A vote in Israeli Knesset toward its dissolution, possibility to hold new elections

The Israeli website i24news pointed out that the Israeli Knesset ratified late in the evening of Monday the preliminary reading to dissolve itself with a large majority.

The site pointed out that the members of the Special Committee then agreed on a date for the next parliamentarian elections on the seventeenth of next September, after about four months.

It should be noted that the bill project should be voted once in the second and the third reading to become valid, which observers expect to be held on Tuesday and Wednesday, so that the decision to hold new elections will be irreversible.

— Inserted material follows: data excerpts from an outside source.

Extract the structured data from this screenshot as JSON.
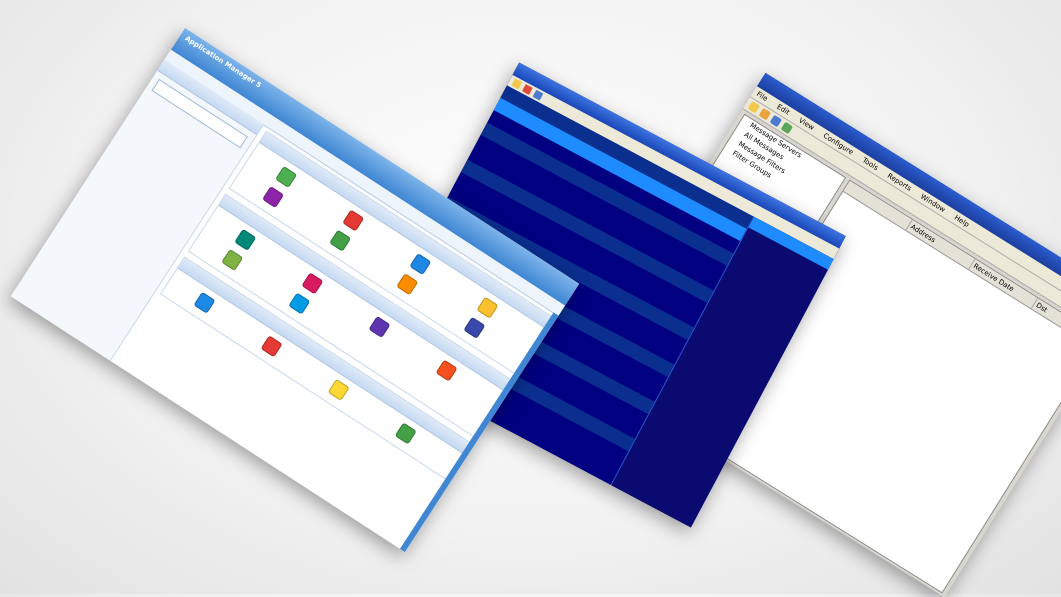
{
  "screens": {
    "ide": {
      "menu": [
        "File",
        "Edit",
        "View",
        "Configure",
        "Tools",
        "Reports",
        "Window",
        "Help"
      ],
      "tree": [
        "Message Servers",
        "All Messages",
        "Message Filters",
        "Filter Groups"
      ],
      "columns": [
        "",
        "Address",
        "Receive Date",
        "Dst"
      ]
    },
    "terminal": {
      "rows": [
        "",
        "",
        "",
        "",
        "",
        "",
        "",
        "",
        "",
        "",
        "",
        "",
        "",
        "",
        "",
        "",
        "",
        "",
        "",
        ""
      ],
      "side_rows": [
        "",
        "",
        "",
        "",
        "",
        ""
      ]
    },
    "webapp": {
      "brand_top": "",
      "brand_name": "Application Manager 5",
      "nav": [
        "",
        "",
        "",
        "",
        "",
        "",
        "",
        ""
      ],
      "panel_left_title": "",
      "tree": [
        "",
        "",
        "",
        "",
        "",
        "",
        "",
        "",
        "",
        "",
        ""
      ],
      "section_titles": [
        "",
        "",
        ""
      ],
      "icons_a": [
        {
          "label": "",
          "color": "#4caf50"
        },
        {
          "label": "",
          "color": "#e53935"
        },
        {
          "label": "",
          "color": "#1e88e5"
        },
        {
          "label": "",
          "color": "#fbc02d"
        },
        {
          "label": "",
          "color": "#8e24aa"
        },
        {
          "label": "",
          "color": "#43a047"
        },
        {
          "label": "",
          "color": "#fb8c00"
        },
        {
          "label": "",
          "color": "#3949ab"
        }
      ],
      "icons_b": [
        {
          "label": "",
          "color": "#00897b"
        },
        {
          "label": "",
          "color": "#d81b60"
        },
        {
          "label": "",
          "color": "#5e35b1"
        },
        {
          "label": "",
          "color": "#f4511e"
        },
        {
          "label": "",
          "color": "#7cb342"
        },
        {
          "label": "",
          "color": "#039be5"
        }
      ],
      "icons_c": [
        {
          "label": "",
          "color": "#1e88e5"
        },
        {
          "label": "",
          "color": "#e53935"
        },
        {
          "label": "",
          "color": "#fdd835"
        },
        {
          "label": "",
          "color": "#43a047"
        }
      ]
    }
  }
}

The Prime Minister Benjamin Netanyahu met with Yisrael Beiteinu Party, the leader Avigdor Lieberman on Monday evening in a final attempt to find a solution to the crisis, but the two left the bilateral meeting after 22 minutes, and announced that no understanding had been reached.

Benny Gantz, the head of the Blue White Coalition, announced that his party would not support a bill to dissolve the Knesset, saying that the task of forming the government should have been assigned to him after Netanyahu's failure.

During a meeting held by Prime Minister Benjamin Netanyahu in his office in Jerusalem yesterday with the heads of the parties participating in the coalition negotiations, it was decided to continue efforts to exhaust all opportunities to avoid new elections and reach a solution to the Conscription Act, including the possibility of canceling this issue from coalition agreements and resorting to the High Court of Justice to request the procedure for determining the decision; however, it was decided that this should be done in parallel with the preparations for the elections.

Lieberman announced that his party would support a bill to dissolve the Knesset, charging the Likud of the government formation crisis, describing it as a resounding failure.

Lieberman said during his speech to the mass of Yisrael Beiteinu on Tuesday afternoon that his attachment to the issue of the Recruitment Act was a principled position, not retaliation against a personal background. He stressed that he would not be a partner in a government based on Jewish law.